Non, le Botox ne sert pas qu’à adoucir les rides. Cette substance d’origine bactérienne, appelée aussi toxine botulique, est capable de paralyser les nerfs moteurs. Elle reste donc avant tout un traitement médical de première ligne pour lutter contre certaines maladies neurologiques, dont la dystonie. Cette atteinte multiforme résulte d’un signal anormal envoyé par le cerveau à certains muscles qui se mettent en retour à se contracter de façon inappropriée. Conséquences : des postures anormales ou des mouvements involontaires invalidants et parfois douloureux.
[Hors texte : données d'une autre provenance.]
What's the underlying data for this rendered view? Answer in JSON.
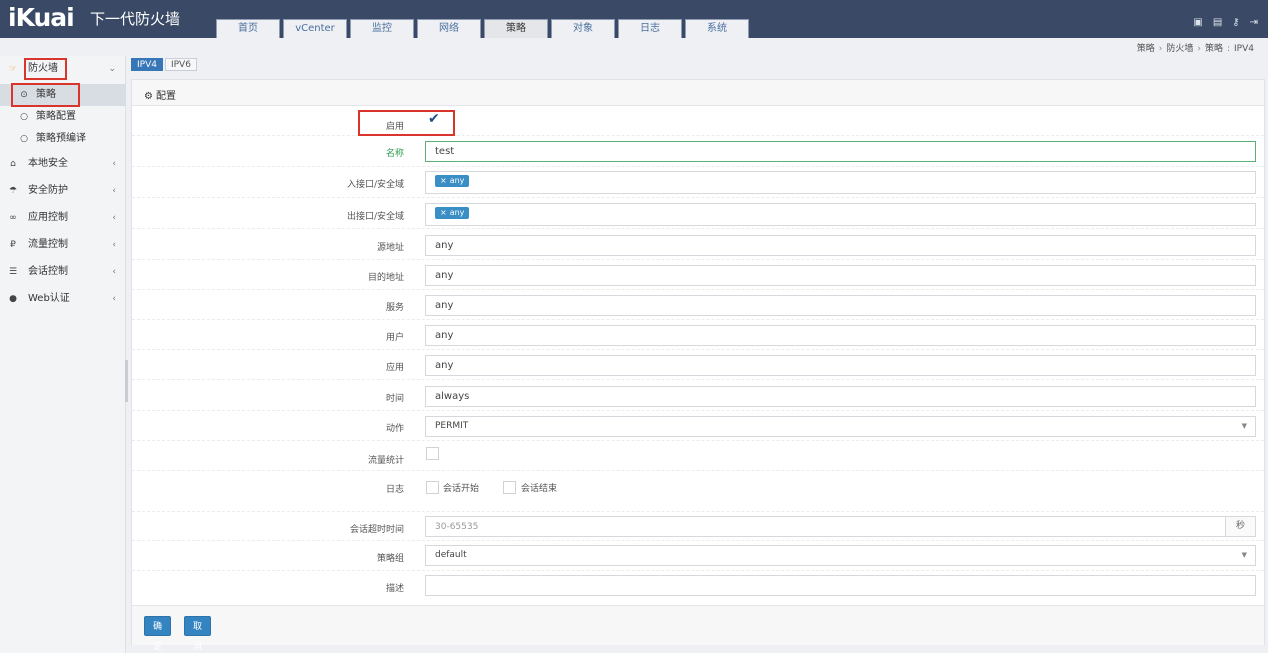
{
  "header": {
    "logo": "iKuai",
    "product": "下一代防火墙",
    "tabs": [
      "首页",
      "vCenter",
      "监控",
      "网络",
      "策略",
      "对象",
      "日志",
      "系统"
    ],
    "active_tab": "策略"
  },
  "breadcrumb": {
    "items": [
      "策略",
      "防火墙",
      "策略"
    ],
    "tail": "IPV4",
    "seps": [
      "›",
      "›",
      ":"
    ]
  },
  "sidebar": {
    "firewall": "防火墙",
    "sub_items": [
      "策略",
      "策略配置",
      "策略预编译"
    ],
    "sections": [
      "本地安全",
      "安全防护",
      "应用控制",
      "流量控制",
      "会话控制",
      "Web认证"
    ]
  },
  "subtabs": [
    "IPV4",
    "IPV6"
  ],
  "panel": {
    "title": "配置"
  },
  "form": {
    "enable_label": "启用",
    "name_label": "名称",
    "name_value": "test",
    "in_if_label": "入接口/安全域",
    "in_if_tag": "any",
    "out_if_label": "出接口/安全域",
    "out_if_tag": "any",
    "src_label": "源地址",
    "src_value": "any",
    "dst_label": "目的地址",
    "dst_value": "any",
    "service_label": "服务",
    "service_value": "any",
    "user_label": "用户",
    "user_value": "any",
    "app_label": "应用",
    "app_value": "any",
    "time_label": "时间",
    "time_value": "always",
    "action_label": "动作",
    "action_value": "PERMIT",
    "stats_label": "流量统计",
    "log_label": "日志",
    "log_start": "会话开始",
    "log_end": "会话结束",
    "timeout_label": "会话超时时间",
    "timeout_placeholder": "30-65535",
    "timeout_unit": "秒",
    "group_label": "策略组",
    "group_value": "default",
    "desc_label": "描述"
  },
  "buttons": {
    "ok": "确定",
    "cancel": "取消"
  }
}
Injecter une toxine pour relaxer

Si la toxine botulinique représente le moyen le plus efficace de juguler les symptômes de la dystonie, c’est en raison de l’effet de relâchement musculaire qu’elle entraîne. Son action évite ainsi les spasmes et, par conséquent, son injection est particulièrement recommandée dans le cas des formes dites ʺfocalesʺ, c’est-à-dire localisées à un ou plusieurs groupe(s) de muscles. Comme ceux du cou (dystonie cervicale ou torticolis spasmodique), des paupières (blépharospasme), des mains (crampe de l’écrivain) ou encore des cordes vocales (dysphonie spasmodique). Comme le souligne d’ailleurs le Professeur Pierre Krystkowiak, neurologue au CHU d’Amiens, « dans le cadre de la dystonie focale, le moins bon des résultats avec la toxine est presque toujours meilleur que le meilleur des résultats avec les médicaments. »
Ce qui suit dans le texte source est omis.